His manners in society were ungracious ; his first remark to almost every one was, “What is your name?" There was a man, named Grétry, whom he was especially in the habit of forgetting ; so that when his name was asked once too often for the patience of its owner, he replied, “ Toujours Grétry.”

It was only when he was at his real work in life that the emperor was happy : thus when he was at Saint-Cloud preparing for the campaign of 1805, although he was as busy as possible, he was unwontedly serene and gracious. The empress, too, was not sorry when he proposed a new campaign, since she could " thus escape the gossip of Paris, which terrified her, the tediousness of the palace of Saint-Cloud, and the observation of her brothers-in-law. She looked upon a campaign as a journey.” What this lady suffered at the hands of the emperor’s family was indeed grievous. Madame de Rémusat tells us that at the coronation the empress, whose manner had been most dignified and striking, when she had to proceed from the altar to the throne, had a moment of altercation with her sisters-in-law, who were carrying her robe with such manifest aversion that I saw the time when the new empress could not step forward. The emperor, who perceived what was wrong, spoke a few dry, firm words to his sisters, and set everything in motion.

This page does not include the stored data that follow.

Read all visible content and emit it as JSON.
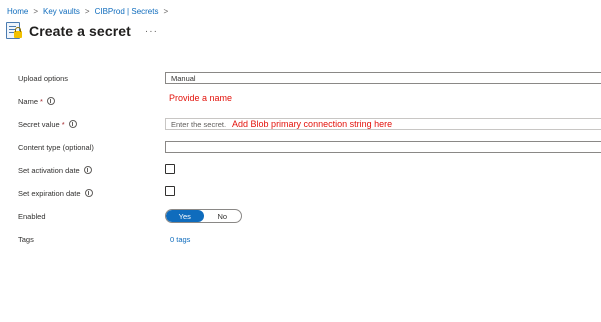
{
  "breadcrumb": {
    "items": [
      "Home",
      "Key vaults",
      "CIBProd | Secrets"
    ],
    "separator": ">"
  },
  "header": {
    "title": "Create a secret",
    "more": "···",
    "icon": "key-vault-secret-icon"
  },
  "form": {
    "upload_options": {
      "label": "Upload options",
      "value": "Manual"
    },
    "name": {
      "label": "Name",
      "required_mark": "*",
      "annotation": "Provide a name"
    },
    "secret_value": {
      "label": "Secret value",
      "required_mark": "*",
      "placeholder": "Enter the secret.",
      "annotation": "Add Blob primary connection string here"
    },
    "content_type": {
      "label": "Content type (optional)",
      "value": ""
    },
    "activation_date": {
      "label": "Set activation date",
      "checked": false
    },
    "expiration_date": {
      "label": "Set expiration date",
      "checked": false
    },
    "enabled": {
      "label": "Enabled",
      "on_label": "Yes",
      "off_label": "No",
      "selected": "Yes"
    },
    "tags": {
      "label": "Tags",
      "link": "0 tags"
    }
  },
  "colors": {
    "accent": "#0f6cbd",
    "annotation": "#e3120b",
    "required": "#a4262c"
  }
}
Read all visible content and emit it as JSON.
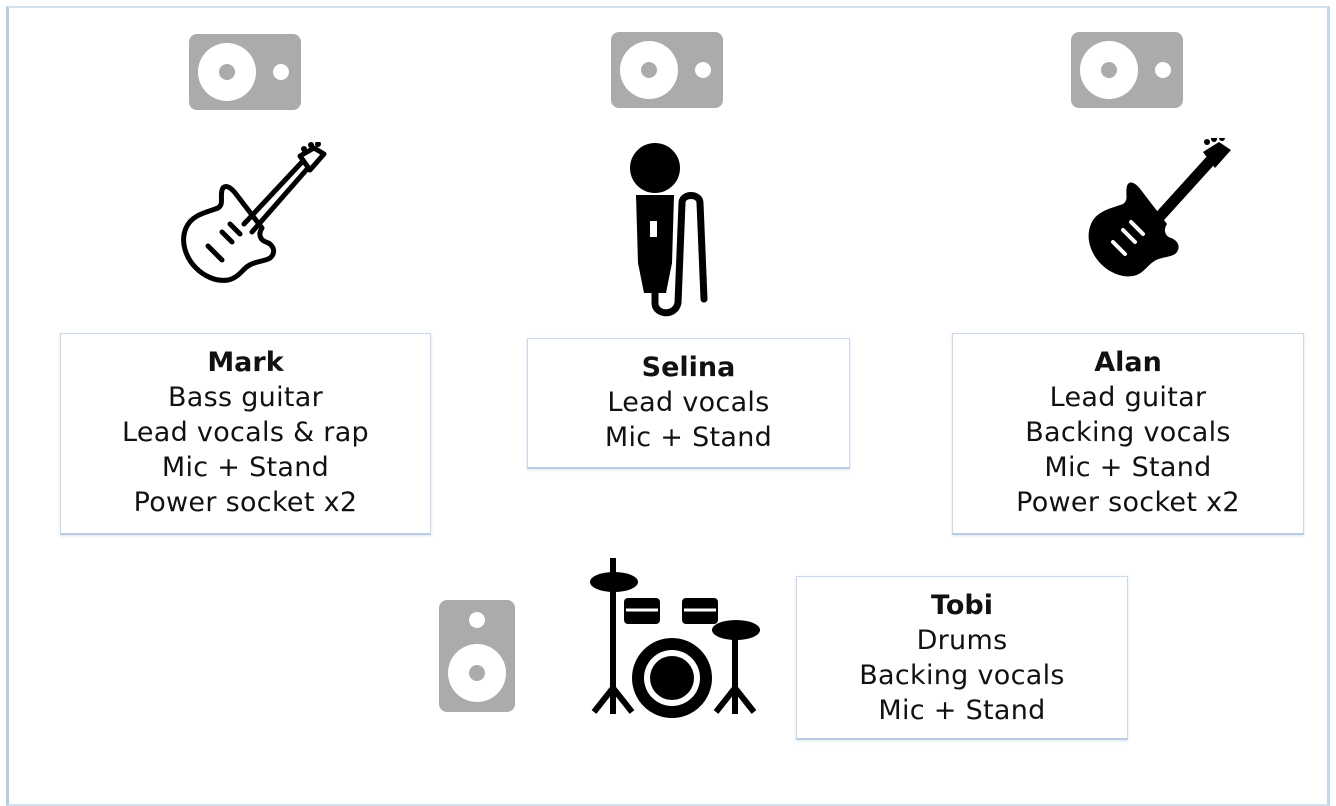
{
  "colors": {
    "speaker": "#ababab",
    "icon": "#000000",
    "card_border": "#c9d8ea"
  },
  "icons": {
    "monitor": "speaker-monitor-icon",
    "bass": "bass-guitar-icon",
    "mic": "microphone-icon",
    "lead": "electric-guitar-icon",
    "drums": "drum-kit-icon",
    "drum_monitor": "speaker-icon"
  },
  "members": {
    "mark": {
      "name": "Mark",
      "lines": [
        "Bass guitar",
        "Lead vocals & rap",
        "Mic + Stand",
        "Power socket x2"
      ]
    },
    "selina": {
      "name": "Selina",
      "lines": [
        "Lead vocals",
        "Mic + Stand"
      ]
    },
    "alan": {
      "name": "Alan",
      "lines": [
        "Lead guitar",
        "Backing vocals",
        "Mic + Stand",
        "Power socket x2"
      ]
    },
    "tobi": {
      "name": "Tobi",
      "lines": [
        "Drums",
        "Backing vocals",
        "Mic + Stand"
      ]
    }
  }
}
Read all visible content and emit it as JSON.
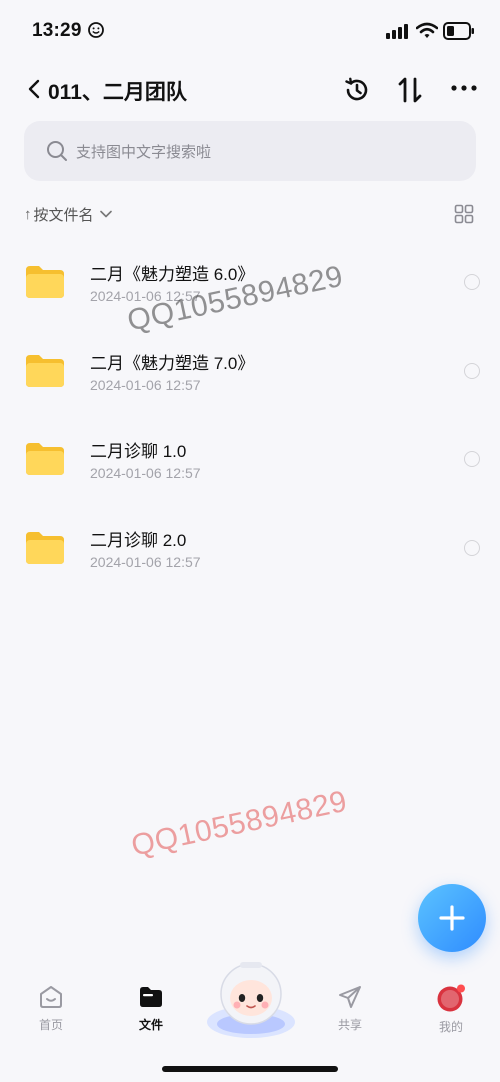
{
  "status_bar": {
    "time": "13:29"
  },
  "header": {
    "title": "011、二月团队",
    "back_icon": "chevron-left-icon",
    "actions": [
      "history-icon",
      "sort-arrows-icon",
      "more-icon"
    ]
  },
  "search": {
    "placeholder": "支持图中文字搜索啦"
  },
  "sort": {
    "arrow": "↑",
    "label": "按文件名"
  },
  "files": [
    {
      "name": "二月《魅力塑造 6.0》",
      "date": "2024-01-06 12:57"
    },
    {
      "name": "二月《魅力塑造 7.0》",
      "date": "2024-01-06 12:57"
    },
    {
      "name": "二月诊聊 1.0",
      "date": "2024-01-06 12:57"
    },
    {
      "name": "二月诊聊 2.0",
      "date": "2024-01-06 12:57"
    }
  ],
  "watermarks": [
    "QQ1055894829",
    "QQ1055894829"
  ],
  "tabs": [
    {
      "label": "首页",
      "icon": "home-icon",
      "active": false
    },
    {
      "label": "文件",
      "icon": "folder-icon",
      "active": true
    },
    {
      "label": "共享",
      "icon": "send-icon",
      "active": false
    },
    {
      "label": "我的",
      "icon": "avatar-icon",
      "active": false
    }
  ],
  "colors": {
    "background": "#f7f7fa",
    "search_bg": "#ececf2",
    "folder": "#ffd24d",
    "fab": "#3a9bff",
    "watermark_red": "#e66e6e"
  }
}
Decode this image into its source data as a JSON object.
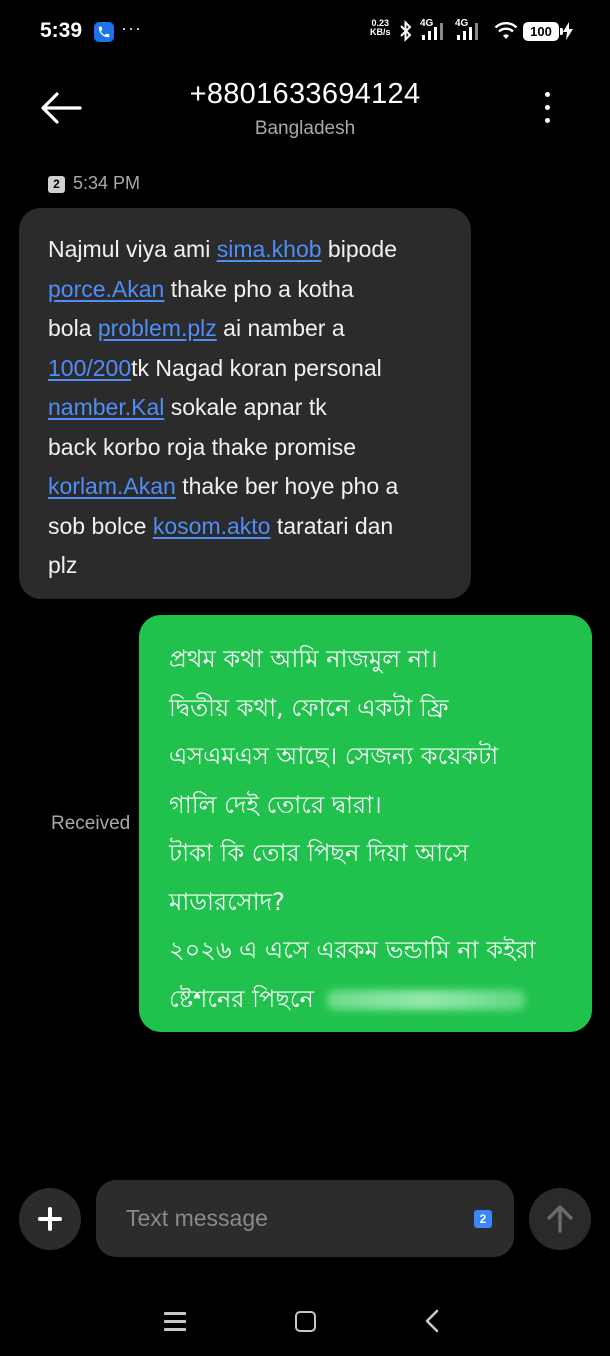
{
  "status_bar": {
    "time": "5:39",
    "more": "···",
    "net_speed_value": "0.23",
    "net_speed_unit": "KB/s",
    "network_1": "4G",
    "network_2": "4G",
    "battery": "100",
    "icons": [
      "call-icon",
      "bluetooth-icon",
      "signal-icon",
      "wifi-icon",
      "battery-icon",
      "charging-icon"
    ]
  },
  "header": {
    "phone_number": "+8801633694124",
    "country": "Bangladesh",
    "icons": [
      "back-arrow-icon",
      "more-vertical-icon"
    ]
  },
  "thread": {
    "sim_label": "2",
    "timestamp": "5:34 PM",
    "incoming": {
      "lines": [
        [
          {
            "t": "Najmul viya ami "
          },
          {
            "t": "sima.khob",
            "link": true
          },
          {
            "t": " bipode"
          }
        ],
        [
          {
            "t": "porce.Akan",
            "link": true
          },
          {
            "t": " thake pho a kotha"
          }
        ],
        [
          {
            "t": "bola "
          },
          {
            "t": "problem.plz",
            "link": true
          },
          {
            "t": " ai namber a"
          }
        ],
        [
          {
            "t": "100/200",
            "link": true
          },
          {
            "t": "tk Nagad koran personal"
          }
        ],
        [
          {
            "t": "namber.Kal",
            "link": true
          },
          {
            "t": " sokale apnar tk"
          }
        ],
        [
          {
            "t": "back korbo roja thake promise"
          }
        ],
        [
          {
            "t": "korlam.Akan",
            "link": true
          },
          {
            "t": " thake ber hoye pho a"
          }
        ],
        [
          {
            "t": "sob bolce "
          },
          {
            "t": "kosom.akto",
            "link": true
          },
          {
            "t": " taratari dan"
          }
        ],
        [
          {
            "t": "plz"
          }
        ]
      ]
    },
    "outgoing": {
      "status": "Received",
      "lines": [
        "প্রথম কথা আমি নাজমুল না।",
        "দ্বিতীয় কথা, ফোনে একটা ফ্রি",
        "এসএমএস আছে। সেজন্য কয়েকটা",
        "গালি দেই তোরে দ্বারা।",
        "টাকা কি তোর পিছন দিয়া আসে",
        "মাডারসোদ?",
        "২০২৬ এ এসে এরকম ভন্ডামি না কইরা",
        "ষ্টেশনের পিছনে"
      ]
    }
  },
  "composer": {
    "placeholder": "Text message",
    "sim_label": "2",
    "icons": [
      "add-icon",
      "send-arrow-icon"
    ]
  },
  "nav": {
    "icons": [
      "recents-icon",
      "home-icon",
      "back-icon"
    ]
  },
  "colors": {
    "background": "#000000",
    "incoming_bubble": "#2b2b2b",
    "outgoing_bubble": "#20c24d",
    "link": "#4f8ef7",
    "secondary_text": "#a9a9a9",
    "sim_badge": "#3a86ff"
  }
}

“ The Pope,” the chronicler goes on, " during the whole ceremony, had the air of a resigned victim ; but it was a dignified resignation which he had voluntarily assumed for a great object.”

It is unnecessary to give full accounts of the intrigues of the court; most of us would think in reading them that we had before us a record of the social warfare of some insignificant village. It is more interesting to turn to some of the many anecdotes that illustrate Napoleon’s character. Here is one : He was extremely proud of the campaign of 1805, which saw the victories of Ulm and Austerlitz, and the occupation of Vienna ; “ one thing alone occasionally aroused his ill-humor. He was astonished at the indifference with which the Viennese treated him, and at the difficulty he had in getting them about him, although he invited them to dinners and entertainments at the palace he was occupying. He was amazed at their devotion to a beaten sovereign who was inferior to him.” In his surprise he spoke about it to Monsieur de Rémusat. This gentleman told him that, while they acknowledged Napoleon’s greatness, they felt that their own emperor was great, and that they could not love any one else. But Napoleon was unable to comprehend these feelings, for he “ believed in nothing but success ; ” and after his return to Paris, when he heard of the touching reception the Viennese gave to their conquered emperor on his reentry into the city, he said, “ What a strange people ! I am sure that if I were to go back to Paris under such circumstances I should not be received in this way.”

The keenness of Madame de Rérnusat’s observation and the soundness of her judgment are to be seen on every page of her delightful book, and the final chapters of this second volume are full of acute analysis of Napoleon’s relations to the men who surrounded him. His jealousy of his marshals, his low opinion of humanity at large and of all individuals, his habit of controlling every one by brutality, — all of these habits were clearly seen by the keen-eyed woman who was in no way imposed upon by his grandeur. Her remarks, too, on Napoleon’s unfavorable influence upon literature are very intelligent. The editor quotes some criticism of her son’s upon this part of her book, but what she has to say will commend itself, at least, to the attention of her readers. In short, these two volumes are a perfect mine of information about what we may call the local color of the first empire; she has written a chapter of modern history without illusions and without prejudices.

  1. Memoires de Madame de Rémusat. 18021808. Publiés avec une Préface et des Notes par son petit-fils, PAUL DE RÉMUSAT, Sénateur de la Haute-Garonne. Tome 1er. Paris: C. Levy. Boston: C. Schönhof. 1880.